Neurorraphy
Factors influencing regeneration after Neurorraphy
1.Age - higher chances of failing in elderly. Higher rate of success in children.
2.Gap between nerves - managed by nerve mobilization, transposition , joint flexion , grafting and
bone shortening .
3. Delay in repair - upto 12 months - satisfactory results.
4. Level of injury - proximal muscles - good recovery.
proximal injury - incomplete motor and sensory recovery.
5. Conduction of nerve ends - for this expose fascicular bundles
6. Time of surgery -
primary repair - best done within 6-8 hours
delayed repair - best done in 7- 18 days.
Instruments required for neurorraphy
Pneumatic tourniquet
suction apparratus
electrocautery
Gelfoam and thrombin at nerve ends to control bleeding
sutures ; 8-0 , 9-0 , 10-0 monofilament
Epineural repairs ; 8-0 , 9-0
Epiperineural repairs ; 9-0 , 10-0
Anesthesiae - regional , general or LA - Upper extremity
Spinal , general , LA - Lower extremity
Techniques
Exposure - Proximal and distal ends
Endoneurolysis (Internal Neurolysis )
if most fasciculi intact and separated and traced - nothing further done.

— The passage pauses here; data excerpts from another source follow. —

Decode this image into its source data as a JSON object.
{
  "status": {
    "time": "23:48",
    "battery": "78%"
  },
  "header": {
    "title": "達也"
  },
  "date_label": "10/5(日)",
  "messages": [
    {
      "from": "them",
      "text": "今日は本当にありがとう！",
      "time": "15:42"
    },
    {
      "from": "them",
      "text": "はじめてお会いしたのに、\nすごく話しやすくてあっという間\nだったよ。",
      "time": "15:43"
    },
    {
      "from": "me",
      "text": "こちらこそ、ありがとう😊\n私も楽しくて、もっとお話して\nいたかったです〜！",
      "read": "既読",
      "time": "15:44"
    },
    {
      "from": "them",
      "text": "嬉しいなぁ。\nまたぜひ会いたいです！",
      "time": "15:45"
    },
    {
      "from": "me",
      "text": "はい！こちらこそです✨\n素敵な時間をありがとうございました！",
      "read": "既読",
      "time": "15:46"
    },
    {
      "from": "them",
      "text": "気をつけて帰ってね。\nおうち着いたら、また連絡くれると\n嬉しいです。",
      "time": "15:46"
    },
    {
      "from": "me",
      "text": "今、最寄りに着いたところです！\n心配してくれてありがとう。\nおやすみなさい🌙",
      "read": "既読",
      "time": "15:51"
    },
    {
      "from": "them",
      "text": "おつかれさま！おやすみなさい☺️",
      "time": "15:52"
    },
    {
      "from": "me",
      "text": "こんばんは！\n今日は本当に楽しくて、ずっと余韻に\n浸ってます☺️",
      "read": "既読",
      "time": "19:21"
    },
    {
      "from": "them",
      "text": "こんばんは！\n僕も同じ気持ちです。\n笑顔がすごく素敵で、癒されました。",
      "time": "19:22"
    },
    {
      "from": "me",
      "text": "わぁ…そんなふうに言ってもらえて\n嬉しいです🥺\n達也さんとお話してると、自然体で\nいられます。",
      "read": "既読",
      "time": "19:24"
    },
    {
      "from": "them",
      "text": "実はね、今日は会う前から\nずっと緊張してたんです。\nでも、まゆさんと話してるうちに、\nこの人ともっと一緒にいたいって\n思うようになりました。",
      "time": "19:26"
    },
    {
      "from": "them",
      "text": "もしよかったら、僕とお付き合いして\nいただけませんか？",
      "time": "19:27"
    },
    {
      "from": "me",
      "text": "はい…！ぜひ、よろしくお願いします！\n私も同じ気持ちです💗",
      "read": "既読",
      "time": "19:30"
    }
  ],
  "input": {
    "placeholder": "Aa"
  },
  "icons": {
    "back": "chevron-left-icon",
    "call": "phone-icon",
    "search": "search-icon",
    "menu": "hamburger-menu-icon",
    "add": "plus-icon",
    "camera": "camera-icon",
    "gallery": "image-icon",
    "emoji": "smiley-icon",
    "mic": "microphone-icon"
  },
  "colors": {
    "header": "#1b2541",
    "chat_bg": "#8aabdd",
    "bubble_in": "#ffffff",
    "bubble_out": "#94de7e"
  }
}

If stimulation fails to illicit response , resect neuroma and neurorraphy done.
Partial Neurroraphy
for large nerves e.g. Sciatic , Trunks, Cords of brachial blxus for partial severence
suture - end to end ,
if epineurium inadequate at injury site, epineural
Neurorraphy and Nerve grafting
with gaps - median and ulnar nerve near wrist and elblow - nerve mobilization can be done.
2-3 cm - Brachial plexus , Radial ,Sciatic ,Peroneal and Median nerves at midforearm level -
they require nerve grafting.
Closing Gaps
options
mobilization of nerve, positioning of extremity, nerve transposition, bone resection ,
nerve grafting , neurotization
According to Zachory , median and ulnar nerves with gaps
upto 7-9 cm can be fullfilled by nerve mobilization
Anterior transposition helps closing gap as much as 13 cm .
According to Spinner - not to stripe nerves more than 2-5 cm either side.